If the plugs haven't been changed in the last 20K then they may have to be replaced.
You can test the glow-plugs with a multimeter by measuring the resistance across the plug ( between the power connection and the body) it should be around 4-8ohms if its tending to infinity / open circuit the plug is faulty or by using a clip on current clamp, either on the supply wire to glow plugs or onto engine earth, with glow plug light on you should see 15-20amps for each glow plug fitted, 4 cylinders would be approximately 60-80amps.

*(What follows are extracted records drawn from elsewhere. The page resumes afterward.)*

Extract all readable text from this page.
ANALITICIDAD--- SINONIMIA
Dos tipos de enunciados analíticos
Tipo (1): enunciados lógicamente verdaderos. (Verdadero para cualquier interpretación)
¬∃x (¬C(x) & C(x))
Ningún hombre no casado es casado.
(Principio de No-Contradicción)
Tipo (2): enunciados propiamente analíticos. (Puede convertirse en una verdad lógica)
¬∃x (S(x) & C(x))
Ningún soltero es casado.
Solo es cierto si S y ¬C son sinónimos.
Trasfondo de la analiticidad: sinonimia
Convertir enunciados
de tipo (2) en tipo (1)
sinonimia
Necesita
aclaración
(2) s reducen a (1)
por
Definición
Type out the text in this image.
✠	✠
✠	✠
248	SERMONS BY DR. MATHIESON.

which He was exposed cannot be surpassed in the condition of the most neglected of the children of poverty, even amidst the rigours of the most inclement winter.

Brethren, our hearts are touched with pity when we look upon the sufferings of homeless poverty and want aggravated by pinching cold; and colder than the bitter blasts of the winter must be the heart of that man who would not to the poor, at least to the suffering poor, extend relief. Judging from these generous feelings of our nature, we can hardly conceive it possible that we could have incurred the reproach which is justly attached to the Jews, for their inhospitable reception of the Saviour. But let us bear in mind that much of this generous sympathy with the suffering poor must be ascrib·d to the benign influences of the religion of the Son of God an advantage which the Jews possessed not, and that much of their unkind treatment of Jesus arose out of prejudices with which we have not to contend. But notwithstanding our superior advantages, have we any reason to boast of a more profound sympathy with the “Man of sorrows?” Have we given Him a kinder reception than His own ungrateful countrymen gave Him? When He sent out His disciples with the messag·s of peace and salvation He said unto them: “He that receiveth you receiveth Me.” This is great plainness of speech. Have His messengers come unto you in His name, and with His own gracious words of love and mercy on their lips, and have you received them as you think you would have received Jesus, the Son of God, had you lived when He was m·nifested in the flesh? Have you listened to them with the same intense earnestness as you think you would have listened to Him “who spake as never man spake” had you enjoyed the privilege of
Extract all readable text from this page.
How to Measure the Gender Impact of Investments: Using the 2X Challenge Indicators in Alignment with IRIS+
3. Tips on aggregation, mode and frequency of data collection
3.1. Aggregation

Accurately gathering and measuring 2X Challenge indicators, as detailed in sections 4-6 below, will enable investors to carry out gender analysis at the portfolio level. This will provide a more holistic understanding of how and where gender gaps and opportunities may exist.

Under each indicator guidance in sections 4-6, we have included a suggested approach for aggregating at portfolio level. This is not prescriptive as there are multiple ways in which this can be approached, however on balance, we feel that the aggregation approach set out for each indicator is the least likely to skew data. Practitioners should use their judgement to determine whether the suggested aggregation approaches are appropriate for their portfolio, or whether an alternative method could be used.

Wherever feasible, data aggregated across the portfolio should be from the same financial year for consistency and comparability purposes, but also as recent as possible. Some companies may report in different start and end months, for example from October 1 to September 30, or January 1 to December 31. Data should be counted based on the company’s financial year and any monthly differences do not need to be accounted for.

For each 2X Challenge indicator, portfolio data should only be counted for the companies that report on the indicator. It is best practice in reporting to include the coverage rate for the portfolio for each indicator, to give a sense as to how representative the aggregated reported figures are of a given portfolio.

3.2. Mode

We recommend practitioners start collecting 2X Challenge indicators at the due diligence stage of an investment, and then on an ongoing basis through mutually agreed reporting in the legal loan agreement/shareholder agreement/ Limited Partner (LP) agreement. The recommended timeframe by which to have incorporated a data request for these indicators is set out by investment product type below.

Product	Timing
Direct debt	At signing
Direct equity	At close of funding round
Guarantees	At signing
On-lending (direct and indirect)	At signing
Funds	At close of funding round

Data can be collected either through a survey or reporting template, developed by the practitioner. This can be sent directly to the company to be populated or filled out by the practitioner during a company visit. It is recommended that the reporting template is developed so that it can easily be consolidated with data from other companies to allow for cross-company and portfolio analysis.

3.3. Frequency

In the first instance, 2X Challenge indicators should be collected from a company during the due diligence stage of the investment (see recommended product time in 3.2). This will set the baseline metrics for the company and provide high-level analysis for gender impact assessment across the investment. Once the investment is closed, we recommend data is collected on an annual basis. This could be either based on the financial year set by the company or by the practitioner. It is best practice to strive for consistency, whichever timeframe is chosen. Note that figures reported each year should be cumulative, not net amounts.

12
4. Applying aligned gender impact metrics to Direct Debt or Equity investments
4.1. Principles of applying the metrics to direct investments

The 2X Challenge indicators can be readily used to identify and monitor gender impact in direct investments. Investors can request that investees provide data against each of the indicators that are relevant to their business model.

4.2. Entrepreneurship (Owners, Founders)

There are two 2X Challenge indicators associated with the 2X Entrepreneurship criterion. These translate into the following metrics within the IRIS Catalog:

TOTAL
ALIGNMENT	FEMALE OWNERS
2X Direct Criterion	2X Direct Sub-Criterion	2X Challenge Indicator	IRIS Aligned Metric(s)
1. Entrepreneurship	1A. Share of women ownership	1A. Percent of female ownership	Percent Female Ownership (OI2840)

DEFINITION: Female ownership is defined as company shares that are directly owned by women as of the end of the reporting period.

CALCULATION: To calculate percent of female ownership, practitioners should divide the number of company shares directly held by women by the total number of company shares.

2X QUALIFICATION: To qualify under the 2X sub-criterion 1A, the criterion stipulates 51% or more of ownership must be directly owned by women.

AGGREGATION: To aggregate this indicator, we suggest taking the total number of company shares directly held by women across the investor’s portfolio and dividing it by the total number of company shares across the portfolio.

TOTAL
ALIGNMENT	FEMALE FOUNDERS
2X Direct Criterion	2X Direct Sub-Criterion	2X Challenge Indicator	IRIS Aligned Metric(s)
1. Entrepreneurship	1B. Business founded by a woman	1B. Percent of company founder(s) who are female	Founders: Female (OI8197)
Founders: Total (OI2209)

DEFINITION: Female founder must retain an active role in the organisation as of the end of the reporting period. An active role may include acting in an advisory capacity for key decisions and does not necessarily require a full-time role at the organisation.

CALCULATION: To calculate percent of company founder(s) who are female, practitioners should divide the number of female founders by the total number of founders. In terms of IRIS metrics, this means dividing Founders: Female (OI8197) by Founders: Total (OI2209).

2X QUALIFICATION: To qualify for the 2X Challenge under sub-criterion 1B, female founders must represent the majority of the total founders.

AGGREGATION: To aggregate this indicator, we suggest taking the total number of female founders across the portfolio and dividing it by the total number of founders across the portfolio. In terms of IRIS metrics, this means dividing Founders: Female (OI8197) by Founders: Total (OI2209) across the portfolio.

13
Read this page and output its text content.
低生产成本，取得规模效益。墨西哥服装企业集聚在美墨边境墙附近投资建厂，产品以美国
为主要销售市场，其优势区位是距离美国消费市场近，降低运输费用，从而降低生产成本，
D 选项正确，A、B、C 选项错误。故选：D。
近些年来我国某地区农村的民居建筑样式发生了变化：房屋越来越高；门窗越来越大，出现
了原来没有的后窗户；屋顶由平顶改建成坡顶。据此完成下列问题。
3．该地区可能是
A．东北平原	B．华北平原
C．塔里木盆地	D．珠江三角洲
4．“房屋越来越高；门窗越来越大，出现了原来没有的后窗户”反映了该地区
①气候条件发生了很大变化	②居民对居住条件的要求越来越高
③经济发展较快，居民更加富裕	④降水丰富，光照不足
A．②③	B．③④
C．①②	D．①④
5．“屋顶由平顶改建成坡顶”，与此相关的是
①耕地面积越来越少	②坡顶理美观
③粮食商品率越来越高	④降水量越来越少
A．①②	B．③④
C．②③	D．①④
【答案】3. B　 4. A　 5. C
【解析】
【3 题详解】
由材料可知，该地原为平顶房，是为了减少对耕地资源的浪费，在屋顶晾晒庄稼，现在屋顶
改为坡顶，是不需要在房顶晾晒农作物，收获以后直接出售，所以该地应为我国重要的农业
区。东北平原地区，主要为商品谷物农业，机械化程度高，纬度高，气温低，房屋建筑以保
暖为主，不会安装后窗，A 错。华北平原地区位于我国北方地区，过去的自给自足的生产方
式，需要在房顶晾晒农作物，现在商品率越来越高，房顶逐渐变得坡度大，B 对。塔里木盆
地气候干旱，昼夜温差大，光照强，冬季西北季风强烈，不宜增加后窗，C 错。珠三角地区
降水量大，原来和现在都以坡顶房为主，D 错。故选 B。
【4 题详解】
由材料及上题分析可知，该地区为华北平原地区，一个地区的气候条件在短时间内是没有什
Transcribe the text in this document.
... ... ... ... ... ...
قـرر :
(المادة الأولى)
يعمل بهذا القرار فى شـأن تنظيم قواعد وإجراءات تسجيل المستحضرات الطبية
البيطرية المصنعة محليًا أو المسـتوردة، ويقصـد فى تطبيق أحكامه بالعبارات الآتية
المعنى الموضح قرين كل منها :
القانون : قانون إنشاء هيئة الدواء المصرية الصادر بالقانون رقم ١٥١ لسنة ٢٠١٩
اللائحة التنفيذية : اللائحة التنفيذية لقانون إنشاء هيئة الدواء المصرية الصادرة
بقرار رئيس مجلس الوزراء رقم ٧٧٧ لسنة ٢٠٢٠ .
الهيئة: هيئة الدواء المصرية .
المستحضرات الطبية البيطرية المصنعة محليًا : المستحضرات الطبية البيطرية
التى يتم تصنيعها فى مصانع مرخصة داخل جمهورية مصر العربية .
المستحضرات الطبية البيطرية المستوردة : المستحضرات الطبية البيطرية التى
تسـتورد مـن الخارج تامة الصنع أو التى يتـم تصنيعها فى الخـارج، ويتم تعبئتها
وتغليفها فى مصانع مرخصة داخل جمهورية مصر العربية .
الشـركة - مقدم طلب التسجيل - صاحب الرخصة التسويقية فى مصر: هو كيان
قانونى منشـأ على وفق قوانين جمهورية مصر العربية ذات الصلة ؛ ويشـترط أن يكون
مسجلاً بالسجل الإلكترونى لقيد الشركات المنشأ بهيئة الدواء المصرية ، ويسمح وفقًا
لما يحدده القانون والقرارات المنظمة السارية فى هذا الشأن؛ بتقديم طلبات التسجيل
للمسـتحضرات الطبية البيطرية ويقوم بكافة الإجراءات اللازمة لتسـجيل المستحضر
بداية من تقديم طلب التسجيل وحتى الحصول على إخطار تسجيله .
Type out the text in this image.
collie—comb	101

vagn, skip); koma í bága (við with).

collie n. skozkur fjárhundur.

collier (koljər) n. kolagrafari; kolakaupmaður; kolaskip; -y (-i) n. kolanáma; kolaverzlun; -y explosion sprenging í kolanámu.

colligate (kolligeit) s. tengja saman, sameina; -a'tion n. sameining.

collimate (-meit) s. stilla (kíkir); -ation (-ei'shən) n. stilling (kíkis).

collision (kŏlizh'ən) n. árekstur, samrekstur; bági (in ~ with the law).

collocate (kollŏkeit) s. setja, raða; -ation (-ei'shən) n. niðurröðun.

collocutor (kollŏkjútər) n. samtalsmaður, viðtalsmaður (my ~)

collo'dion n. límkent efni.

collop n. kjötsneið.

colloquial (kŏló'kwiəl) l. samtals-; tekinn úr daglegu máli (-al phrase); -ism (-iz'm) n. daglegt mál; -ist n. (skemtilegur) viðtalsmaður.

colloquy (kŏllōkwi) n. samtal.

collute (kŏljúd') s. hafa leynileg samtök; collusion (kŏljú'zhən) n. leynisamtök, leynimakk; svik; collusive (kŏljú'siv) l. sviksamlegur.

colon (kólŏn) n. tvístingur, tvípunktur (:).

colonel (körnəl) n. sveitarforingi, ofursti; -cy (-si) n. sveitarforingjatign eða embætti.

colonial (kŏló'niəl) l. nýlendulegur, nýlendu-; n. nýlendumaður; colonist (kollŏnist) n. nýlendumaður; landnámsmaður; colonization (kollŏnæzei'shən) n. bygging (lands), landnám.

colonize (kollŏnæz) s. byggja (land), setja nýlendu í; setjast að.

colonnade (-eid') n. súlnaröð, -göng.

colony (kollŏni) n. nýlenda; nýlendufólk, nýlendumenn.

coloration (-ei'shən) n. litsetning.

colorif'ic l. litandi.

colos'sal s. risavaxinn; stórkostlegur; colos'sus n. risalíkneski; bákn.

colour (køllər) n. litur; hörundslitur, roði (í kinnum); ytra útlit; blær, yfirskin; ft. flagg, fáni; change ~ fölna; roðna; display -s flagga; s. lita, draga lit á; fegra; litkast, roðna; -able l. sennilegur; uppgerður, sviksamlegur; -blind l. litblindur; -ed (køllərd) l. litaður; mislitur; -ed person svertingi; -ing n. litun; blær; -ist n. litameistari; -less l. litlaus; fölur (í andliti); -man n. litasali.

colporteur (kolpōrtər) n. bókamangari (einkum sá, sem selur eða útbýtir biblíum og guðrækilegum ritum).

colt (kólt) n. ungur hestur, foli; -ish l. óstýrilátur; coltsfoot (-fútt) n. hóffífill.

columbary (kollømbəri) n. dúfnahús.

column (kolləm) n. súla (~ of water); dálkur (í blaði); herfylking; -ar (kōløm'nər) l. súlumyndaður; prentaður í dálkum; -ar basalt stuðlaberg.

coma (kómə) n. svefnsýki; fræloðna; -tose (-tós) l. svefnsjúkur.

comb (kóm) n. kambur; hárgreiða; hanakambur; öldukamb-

Also its worth checking that the electric pump that feeds the main fuel pump is working correctly, it should run for a few seconds then switch off when you first turn the ignition on. If the connections to this are corroded or damaged then the pump could stop at any time. Check that its relay switches in and out and the relay contacts are clean and bright – replace the relay if in any doubt and do the same for the fuse, ideally measure the voltage at the pump and check its getting 12V
Also if its not injecting at all then check the connections to the crankshaft sensor, unplug it and check for corroded contacts and broken wiring, and consider fitting a new sensor - do the same for the cam position sensor
If the EGR valve is stuck open then this too can effect starting so try disconnecting it to see if this helps or changes anything
Could also be an injector leaking fuel back through the overspill pipe, so not getting enough fuel pressure to tell ECU to fire the injectors, this is trickier to find and you’ll need the garage to do a ‘run back’ test to identify which one is the issue
Lastly it’s also worth considering fitting a new fuel filter as if only slightly blocked this can lower fuel supply pressure and choke the main pump, the pump will be more sensitive to this when its cold as diesel thickens considerably with low temperatures.